Conventional excavation of the 9.5km Steinbuhl and 11.7km Albabstieg twin tunnels on the Wendlingen-Ulm link were completed by mid-2017. Final in-situ concrete lining of the Albabstieg Tunnel by JV contractor Zublin/Max Bogl was completed in May 2018.
By early July 2018 more than 41.3km or 70% of the total 58.8km of tunnel excavations on the Stuttgart 21 project within the city of Stuttgart was completed.
At 9.5km long, excavation of the project’s longest twin tube Fielder Tunnel is a combination of drill+blast and TBM work competed between 2014 and 2016. To start, the 10.82m diameter multi-mode Herrenknecht TBM completed parallel drives in closed mode for the 4km long southern portion of the alignment, each time stopping at a geological transition zone that was excavated in the middle of the route by conventional tunnelling.
Following the second drive the TBM was pulled through the 1.2km long, conventionally excavated transition zone and re-launched to bore the second pair of tunnels. Those next tunnels, on the north side of the geological transition zone, meet excavations near the city’s main train station.
The 3.8km long, third, drive was in open mode and is virtually completed. After breakthrough, the TBM will be turned around for the fourth, and final, 3.8km drive, this time back towards the middle cavern in the geological transition zone. JV contractor of the Fielder Tunnel, ATCOST21, is same Porr, Hinteregger, Ostu-Stettin Hoch- und Tiefbau, and Swietelsky JV team as on the Bossler and Steinbuhl tunnels.

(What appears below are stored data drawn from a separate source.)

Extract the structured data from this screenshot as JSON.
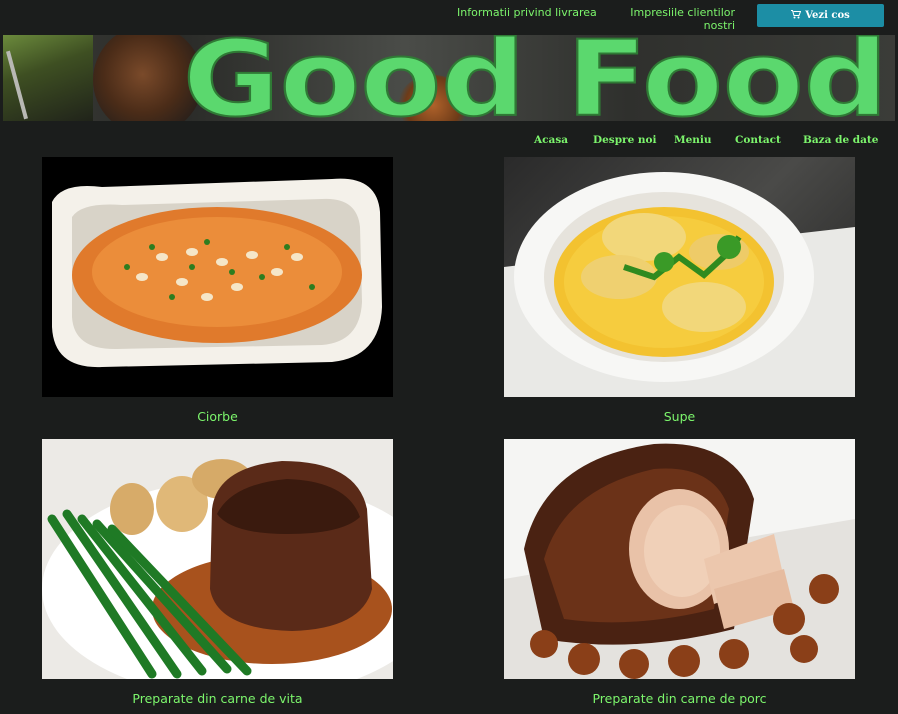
{
  "header": {
    "delivery_link": "Informatii privind livrarea",
    "reviews_link": "Impresiile clientilor nostri",
    "cart_button": "Vezi cos",
    "cart_icon": "shopping-cart-icon"
  },
  "banner": {
    "title": "Good Food"
  },
  "nav": {
    "items": [
      {
        "label": "Acasa"
      },
      {
        "label": "Despre noi"
      },
      {
        "label": "Meniu"
      },
      {
        "label": "Contact"
      },
      {
        "label": "Baza de date"
      }
    ]
  },
  "categories": [
    {
      "label": "Ciorbe"
    },
    {
      "label": "Supe"
    },
    {
      "label": "Preparate din carne de vita"
    },
    {
      "label": "Preparate din carne de porc"
    }
  ],
  "colors": {
    "accent_text": "#7cf56c",
    "button_bg": "#1c8ea5",
    "page_bg": "#1b1d1c"
  }
}
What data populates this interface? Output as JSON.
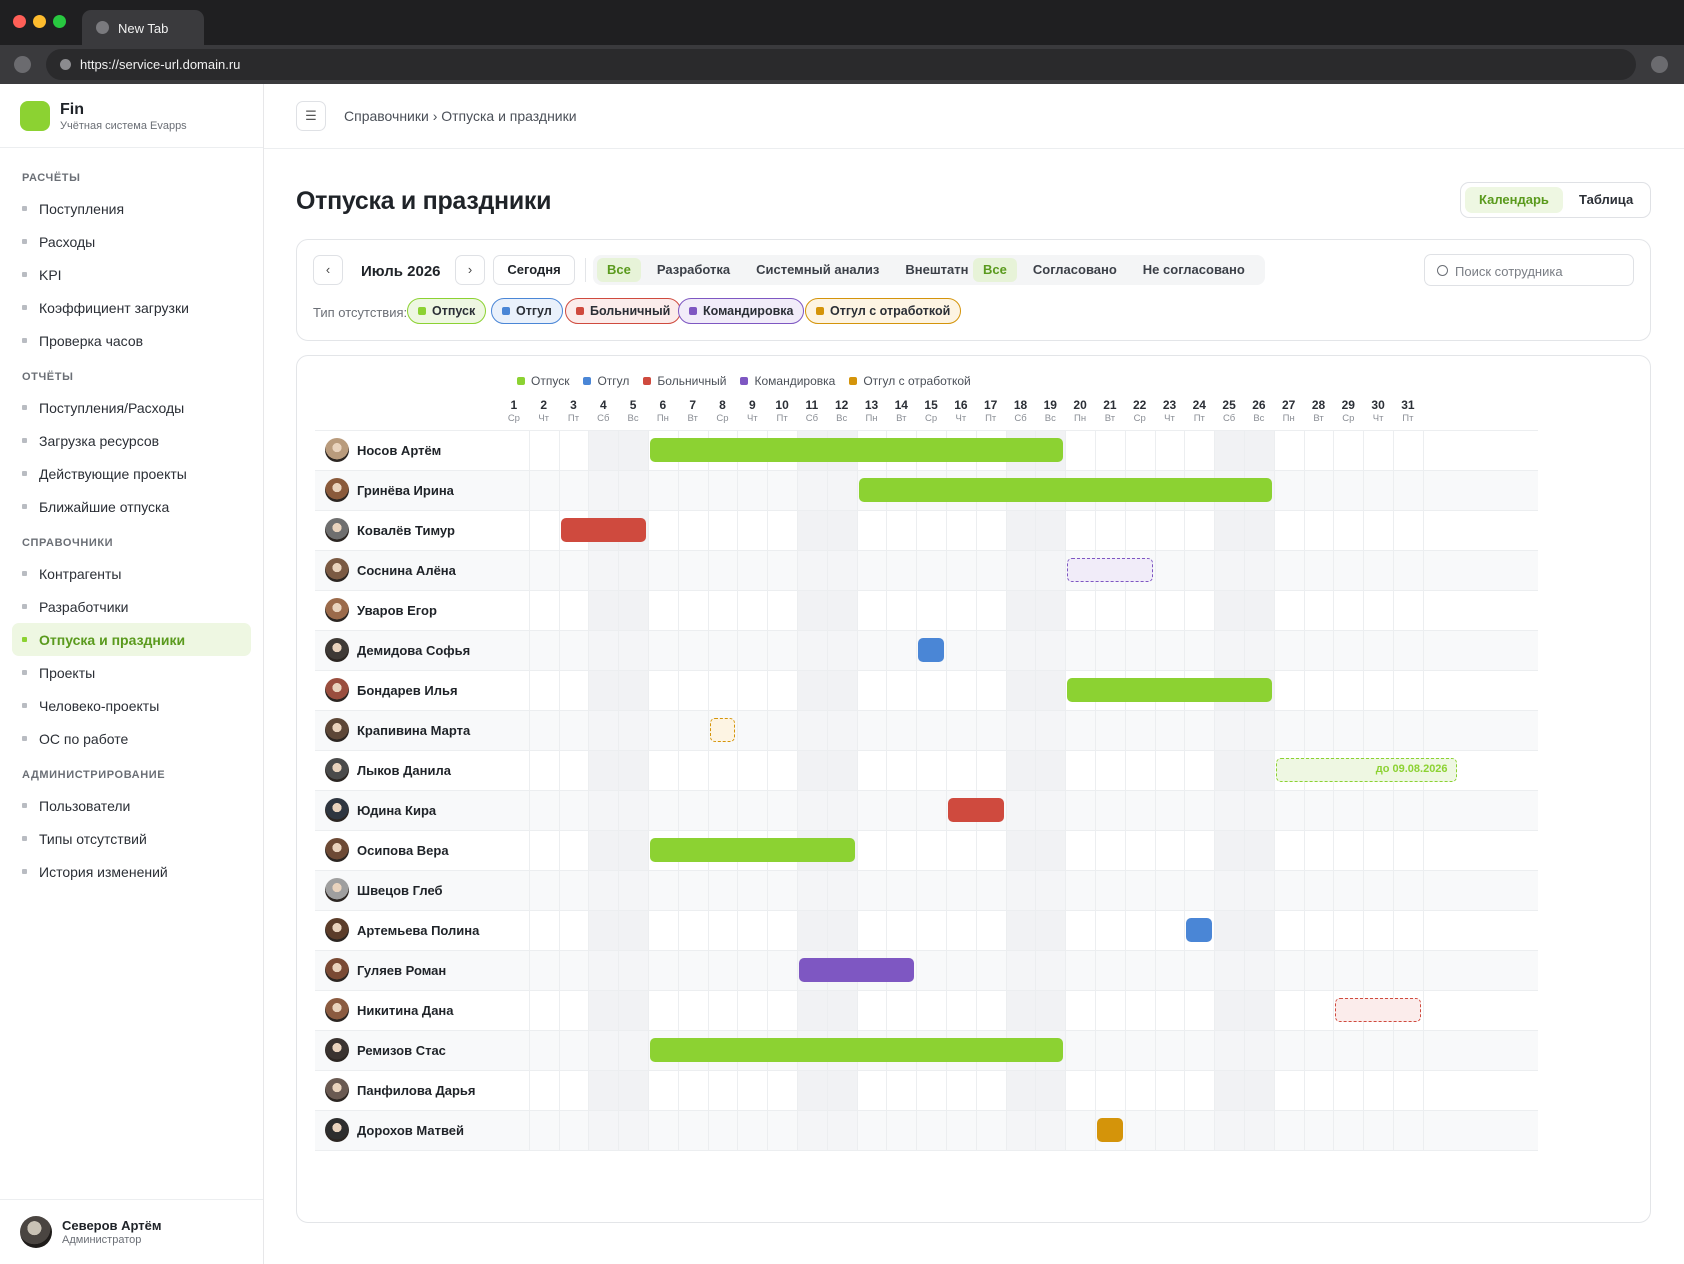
{
  "browser": {
    "tab_title": "New Tab",
    "url": "https://service-url.domain.ru"
  },
  "brand": {
    "name": "Fin",
    "subtitle": "Учётная система Evapps"
  },
  "sidebar": {
    "sections": [
      {
        "title": "РАСЧЁТЫ",
        "items": [
          "Поступления",
          "Расходы",
          "KPI",
          "Коэффициент загрузки",
          "Проверка часов"
        ]
      },
      {
        "title": "ОТЧЁТЫ",
        "items": [
          "Поступления/Расходы",
          "Загрузка ресурсов",
          "Действующие проекты",
          "Ближайшие отпуска"
        ]
      },
      {
        "title": "СПРАВОЧНИКИ",
        "items": [
          "Контрагенты",
          "Разработчики",
          "Отпуска и праздники",
          "Проекты",
          "Человеко-проекты",
          "ОС по работе"
        ]
      },
      {
        "title": "АДМИНИСТРИРОВАНИЕ",
        "items": [
          "Пользователи",
          "Типы отсутствий",
          "История изменений"
        ]
      }
    ],
    "active_item": "Отпуска и праздники"
  },
  "user": {
    "name": "Северов Артём",
    "role": "Администратор"
  },
  "topbar": {
    "menu_icon": "☰",
    "breadcrumb": "Справочники › Отпуска и праздники"
  },
  "page": {
    "title": "Отпуска и праздники",
    "view_calendar": "Календарь",
    "view_table": "Таблица",
    "active_view": "Календарь"
  },
  "filters": {
    "prev": "‹",
    "next": "›",
    "month": "Июль 2026",
    "today": "Сегодня",
    "departments": [
      "Все",
      "Разработка",
      "Системный анализ",
      "Внештатные"
    ],
    "department_active": "Все",
    "statuses": [
      "Все",
      "Согласовано",
      "Не согласовано"
    ],
    "status_active": "Все",
    "search_placeholder": "Поиск сотрудника",
    "absence_type_label": "Тип отсутствия:"
  },
  "absence_types": [
    {
      "key": "vacation",
      "label": "Отпуск",
      "color": "#8cd232",
      "chip_bg": "#eef7e2",
      "chip_border": "#8cd232"
    },
    {
      "key": "dayoff",
      "label": "Отгул",
      "color": "#4a86d6",
      "chip_bg": "#eaf1fb",
      "chip_border": "#4a86d6"
    },
    {
      "key": "sick",
      "label": "Больничный",
      "color": "#cf4a3e",
      "chip_bg": "#fbeceb",
      "chip_border": "#cf4a3e"
    },
    {
      "key": "trip",
      "label": "Командировка",
      "color": "#7e57c2",
      "chip_bg": "#f1ecf9",
      "chip_border": "#7e57c2"
    },
    {
      "key": "workoff",
      "label": "Отгул с отработкой",
      "color": "#d4940a",
      "chip_bg": "#fdf4e3",
      "chip_border": "#d4940a"
    }
  ],
  "calendar": {
    "days": [
      {
        "d": "1",
        "w": "Ср"
      },
      {
        "d": "2",
        "w": "Чт"
      },
      {
        "d": "3",
        "w": "Пт"
      },
      {
        "d": "4",
        "w": "Сб"
      },
      {
        "d": "5",
        "w": "Вс"
      },
      {
        "d": "6",
        "w": "Пн"
      },
      {
        "d": "7",
        "w": "Вт"
      },
      {
        "d": "8",
        "w": "Ср"
      },
      {
        "d": "9",
        "w": "Чт"
      },
      {
        "d": "10",
        "w": "Пт"
      },
      {
        "d": "11",
        "w": "Сб"
      },
      {
        "d": "12",
        "w": "Вс"
      },
      {
        "d": "13",
        "w": "Пн"
      },
      {
        "d": "14",
        "w": "Вт"
      },
      {
        "d": "15",
        "w": "Ср"
      },
      {
        "d": "16",
        "w": "Чт"
      },
      {
        "d": "17",
        "w": "Пт"
      },
      {
        "d": "18",
        "w": "Сб"
      },
      {
        "d": "19",
        "w": "Вс"
      },
      {
        "d": "20",
        "w": "Пн"
      },
      {
        "d": "21",
        "w": "Вт"
      },
      {
        "d": "22",
        "w": "Ср"
      },
      {
        "d": "23",
        "w": "Чт"
      },
      {
        "d": "24",
        "w": "Пт"
      },
      {
        "d": "25",
        "w": "Сб"
      },
      {
        "d": "26",
        "w": "Вс"
      },
      {
        "d": "27",
        "w": "Пн"
      },
      {
        "d": "28",
        "w": "Вт"
      },
      {
        "d": "29",
        "w": "Ср"
      },
      {
        "d": "30",
        "w": "Чт"
      },
      {
        "d": "31",
        "w": "Пт"
      }
    ],
    "weekend_pairs": [
      [
        4,
        5
      ],
      [
        11,
        12
      ],
      [
        18,
        19
      ],
      [
        25,
        26
      ]
    ],
    "employees": [
      {
        "name": "Носов Артём",
        "avatar": "#b99b7c",
        "absences": [
          {
            "type": "vacation",
            "from": 6,
            "to": 19,
            "approved": true
          }
        ]
      },
      {
        "name": "Гринёва Ирина",
        "avatar": "#8a5a3b",
        "absences": [
          {
            "type": "vacation",
            "from": 13,
            "to": 26,
            "approved": true
          }
        ]
      },
      {
        "name": "Ковалёв Тимур",
        "avatar": "#6f6f6f",
        "absences": [
          {
            "type": "sick",
            "from": 3,
            "to": 5,
            "approved": true
          }
        ]
      },
      {
        "name": "Соснина Алёна",
        "avatar": "#7b5a43",
        "absences": [
          {
            "type": "trip",
            "from": 20,
            "to": 22,
            "approved": false
          }
        ]
      },
      {
        "name": "Уваров Егор",
        "avatar": "#9b6a4a",
        "absences": []
      },
      {
        "name": "Демидова Софья",
        "avatar": "#3f3a36",
        "absences": [
          {
            "type": "dayoff",
            "from": 15,
            "to": 15,
            "approved": true
          }
        ]
      },
      {
        "name": "Бондарев Илья",
        "avatar": "#9a4e3e",
        "absences": [
          {
            "type": "vacation",
            "from": 20,
            "to": 26,
            "approved": true
          }
        ]
      },
      {
        "name": "Крапивина Марта",
        "avatar": "#5d4737",
        "absences": [
          {
            "type": "workoff",
            "from": 8,
            "to": 8,
            "approved": false
          }
        ]
      },
      {
        "name": "Лыков Данила",
        "avatar": "#4b4b4b",
        "absences": [
          {
            "type": "vacation",
            "from": 27,
            "to": 32.2,
            "approved": false,
            "label": "до 09.08.2026"
          }
        ]
      },
      {
        "name": "Юдина Кира",
        "avatar": "#2f3640",
        "absences": [
          {
            "type": "sick",
            "from": 16,
            "to": 17,
            "approved": true
          }
        ]
      },
      {
        "name": "Осипова Вера",
        "avatar": "#6d4a35",
        "absences": [
          {
            "type": "vacation",
            "from": 6,
            "to": 12,
            "approved": true
          }
        ]
      },
      {
        "name": "Швецов Глеб",
        "avatar": "#9f9f9f",
        "absences": []
      },
      {
        "name": "Артемьева Полина",
        "avatar": "#5c3d2a",
        "absences": [
          {
            "type": "dayoff",
            "from": 24,
            "to": 24,
            "approved": true
          }
        ]
      },
      {
        "name": "Гуляев Роман",
        "avatar": "#7a4a34",
        "absences": [
          {
            "type": "trip",
            "from": 11,
            "to": 14,
            "approved": true
          }
        ]
      },
      {
        "name": "Никитина Дана",
        "avatar": "#8b5b40",
        "absences": [
          {
            "type": "sick",
            "from": 29,
            "to": 31,
            "approved": false
          }
        ]
      },
      {
        "name": "Ремизов Стас",
        "avatar": "#3a3330",
        "absences": [
          {
            "type": "vacation",
            "from": 6,
            "to": 19,
            "approved": true
          }
        ]
      },
      {
        "name": "Панфилова Дарья",
        "avatar": "#6a5a52",
        "absences": []
      },
      {
        "name": "Дорохов Матвей",
        "avatar": "#2e2e2e",
        "absences": [
          {
            "type": "workoff",
            "from": 21,
            "to": 21,
            "approved": true
          }
        ]
      }
    ]
  }
}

Elsewhere on the Stuttgart 21 city section of the project, the total 12km of tunnelling for the Oberturkheim Tunnel by ATCOST21 is mostly complete. Parallel 5.25km long tunnels are almost finished, leaving 760m of double-track tunnels to excavate. Following a recent breakthrough, 90% of all excavations on the lot is now complete.
Of the almost 9.1km of tunnelling required for the Bad Cannstatt Tunnel, some 7.1km or 78% is complete. The main works for the parallel tunnels by the Hochtief, BeMo, Wayss & Freytag JV is nearly finished, following principal breakthroughs in late 2016 and 2017. The remaining works focus on a short section of these tunnels related to an S-Bahn link, plus 850m of other double-track excavation.
All 6km excavation of the Feuerbach Tunnel works is also almost complete following breakthrough of the first of the parallel tunnels in March 2018 and of the second tube in early July 2018. Only short sections of double-track tunnels and other excavations remain to be done and to be completed shortly.
Excavation of almost 7km in total of the project’s Airport Tunnels remains yet to start, although excavation of the twin 1.8km tubes of the Unterturkheim Tunnel are half completed and various short tunnel works for the 1.4km long S-Bahn section have started.